La nostra Mission consiste nel riattivare e rinnovare le  energie umane temporaneamente smarrite,  apparentemente spente , sempre presenti, con differenti aspetti e intensità, in ogni persona e gruppo

Il CeIS è nato per dare risposta a un appello dei genitori che avevano dato vita al Comitato cittadino antidroghe. Il  23 dicembre 1982 fu inaugurata la sede del Centro di accoglienza del “Progetto Uomo” di Reggio Emilia. Chiamato a guidare il nascente CeIS fu chiamato, dall’allora Vescovo Mons.

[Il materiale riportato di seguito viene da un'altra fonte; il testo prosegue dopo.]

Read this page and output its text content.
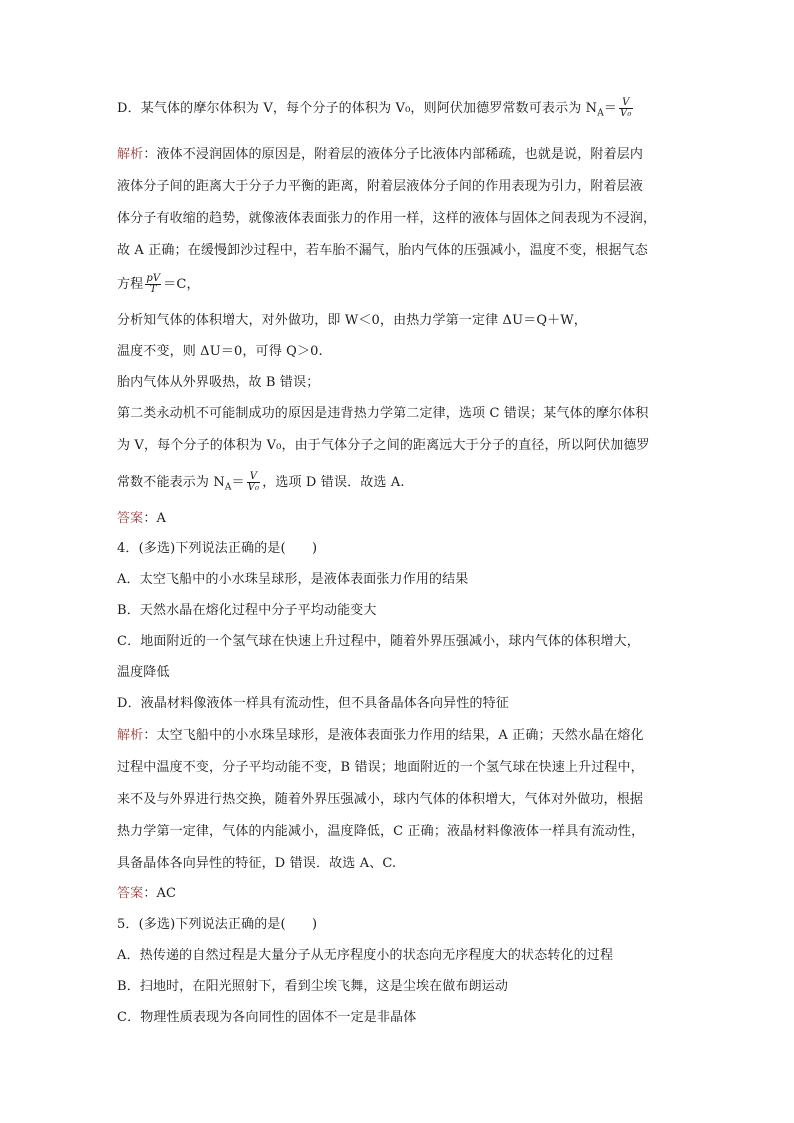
D．某气体的摩尔体积为 V，每个分子的体积为 V₀，则阿伏加德罗常数可表示为 $N_A= \frac{V}{\text{V₀}}$
解析：液体不浸润固体的原因是，附着层的液体分子比液体内部稀疏，也就是说，附着层内
液体分子间的距离大于分子力平衡的距离，附着层液体分子间的作用表现为引力，附着层液
体分子有收缩的趋势，就像液体表面张力的作用一样，这样的液体与固体之间表现为不浸润，
故 A 正确；在缓慢卸沙过程中，若车胎不漏气，胎内气体的压强减小，温度不变，根据气态
方程 $\frac{pV}{T} =C$，
分析知气体的体积增大，对外做功，即 W＜0，由热力学第一定律 ΔU＝Q＋W，
温度不变，则 ΔU＝0，可得 Q＞0.
胎内气体从外界吸热，故 B 错误；
第二类永动机不可能制成功的原因是违背热力学第二定律，选项 C 错误；某气体的摩尔体积
为 V，每个分子的体积为 V₀，由于气体分子之间的距离远大于分子的直径，所以阿伏加德罗
常数不能表示为 $N_A= \frac{V}{\text{V₀}}$ ，选项 D 错误．故选 A.
答案：A
4．(多选)下列说法正确的是(　　)
A．太空飞船中的小水珠呈球形，是液体表面张力作用的结果
B．天然水晶在熔化过程中分子平均动能变大
C．地面附近的一个氢气球在快速上升过程中，随着外界压强减小，球内气体的体积增大，
温度降低
D．液晶材料像液体一样具有流动性，但不具备晶体各向异性的特征
解析：太空飞船中的小水珠呈球形，是液体表面张力作用的结果，A 正确；天然水晶在熔化
过程中温度不变，分子平均动能不变，B 错误；地面附近的一个氢气球在快速上升过程中，
来不及与外界进行热交换，随着外界压强减小，球内气体的体积增大，气体对外做功，根据
热力学第一定律，气体的内能减小，温度降低，C 正确；液晶材料像液体一样具有流动性，
具备晶体各向异性的特征，D 错误．故选 A、C.
答案：AC
5．(多选)下列说法正确的是(　　)
A．热传递的自然过程是大量分子从无序程度小的状态向无序程度大的状态转化的过程
B．扫地时，在阳光照射下，看到尘埃飞舞，这是尘埃在做布朗运动
C．物理性质表现为各向同性的固体不一定是非晶体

Gilberto Baroni, Don Giuseppe Dossetti, dopo che i primi passi del progetto furono seguiti da Franco Marchi

Negli anni il Centro è cresciuto molto, collaborando sempre più con il territorio in altre aree di intervento sociale come migranti, minori, assistenti familiari.

Il Centro di Solidarietà di Reggio Emilia ha iniziato la sua attività nel 1982, costituito da un gruppo di genitori di tossicodipendenti in accordo con il Comune di Reggio Emilia e la Curia Vescovile. Dopo un percorso di formazione, seguito dai futuri operatori, il Centro di Reggio Emilia ha iniziato l’accoglienza di tossicodipendenti e nel 1984 ha aperto la sua comunità terapeutica e la sede per le attività di reinserimento sociale.

Il Centro, oggi riconosciuto Ente Accreditato dalla Regione Emilia Romagna, è un’associazione privata con personalità giuridica con la qualifica fiscale di onlus ed è convenzionato con l’AUSL di Reggio Emilia e provincia.

L’intervento terapeutico intende proporsi anch’esso come multidisciplinare, integrato e basato sull’alleanza tra servizi, professionisti, attori sociali. L’introduzione di nuove e più aggiornate metodologie, abbandonati gli aspetti più radicali dell’approccio comportamentista delle origini, hanno favorito scelte che hanno introdotto forti riferimenti a discipline psicologiche e psicoterapeutiche.

Negli ultimi anni, sulla spinta dei nuovi stili di consumo e con l’avvento delle patologie segnate da comorbilità, molte risorse formative sono state rivolte alle acquisizioni di competenze fondamentali afferenti all’area psichiatrica.

Tutto questo sullo sfondo di un intervento comunque basato su un approccio relazionale e socio-educativo incentrato sulle rialfabetizzazioni e l’acquisizione di comportamenti socialmente competenti.